Everyday millions of emails and files are shared. The wrong information in the wrong hands can be detrimental to your organization. This can be both physical and digital. Donor information, strategic plans, photographs, and much more can be considered intellectual property that can be advantageous to your organization to collect and maintain. Employees should understand the importance of this information and make it a priority of theirs’s to preserve confidentiality of this.
A policy like this can also limit the spreading of information
verbally. It is common for employees to leave work and to continue talking
about it with their friends and family. Although it may be unintentional,
confidential information can be released like this when names are dropped, or
plans are revealed. This policy can hold employees legally and even financially
responsible for any confidential information spills. Specific names, values,
addresses, and other personal information from clients and projects should stay
confidential unless used for a professional work related experience.
Community Service Policy
As a nonprofit, you tend to rely on the willingness of individuals to show up and volunteer with your organization. Volunteering comes with many intrinsic and altruistic benefits for an individual as well as for the organization. Community service also shines a positive light on your organization by encouraging collaboration within the community your organization serves.

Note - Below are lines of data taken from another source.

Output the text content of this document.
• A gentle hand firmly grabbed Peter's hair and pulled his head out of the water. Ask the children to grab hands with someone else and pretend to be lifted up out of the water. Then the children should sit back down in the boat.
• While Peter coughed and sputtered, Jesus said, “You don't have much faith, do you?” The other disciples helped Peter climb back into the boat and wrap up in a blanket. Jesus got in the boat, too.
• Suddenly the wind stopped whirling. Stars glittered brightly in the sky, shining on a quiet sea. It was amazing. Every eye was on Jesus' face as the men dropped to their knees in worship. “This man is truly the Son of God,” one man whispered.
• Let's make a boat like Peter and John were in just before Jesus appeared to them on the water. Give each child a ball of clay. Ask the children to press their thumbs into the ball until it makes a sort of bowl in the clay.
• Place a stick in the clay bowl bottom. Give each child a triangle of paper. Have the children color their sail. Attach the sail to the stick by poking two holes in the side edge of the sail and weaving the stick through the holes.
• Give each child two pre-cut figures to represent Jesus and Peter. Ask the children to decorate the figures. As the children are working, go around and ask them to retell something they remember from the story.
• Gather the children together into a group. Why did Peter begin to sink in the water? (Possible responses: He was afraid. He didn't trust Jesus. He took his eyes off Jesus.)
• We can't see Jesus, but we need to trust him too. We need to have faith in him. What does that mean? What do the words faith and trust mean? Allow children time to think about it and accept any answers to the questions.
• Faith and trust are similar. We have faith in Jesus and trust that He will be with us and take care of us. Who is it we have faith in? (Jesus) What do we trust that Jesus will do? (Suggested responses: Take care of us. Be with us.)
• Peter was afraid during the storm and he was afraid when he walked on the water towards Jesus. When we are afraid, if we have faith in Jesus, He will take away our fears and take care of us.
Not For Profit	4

Writing a policy that encourages your employees to volunteer for other noncompeting organizations in the community helps keep your employees more engaged which can lead to better productivity and quality of work. Many versions of this policy exist, some even offering reimbursement for time spent volunteering. This time spent volunteering can be during regularly scheduled work hours or on the employee’s own time. Based off of approved hours and the activity, employers can allot various financial rewards to those employees who volunteer outside of your own organization.
Sometimes, due to budgetary or time constraints, offering financial reimbursements or time off is not possible for your organization to use as incentives. This is where creativity comes into play. Turning to different “carrots” or incentives to offer your employees It is important to seek consul regarding which version of this policy is best for your organization.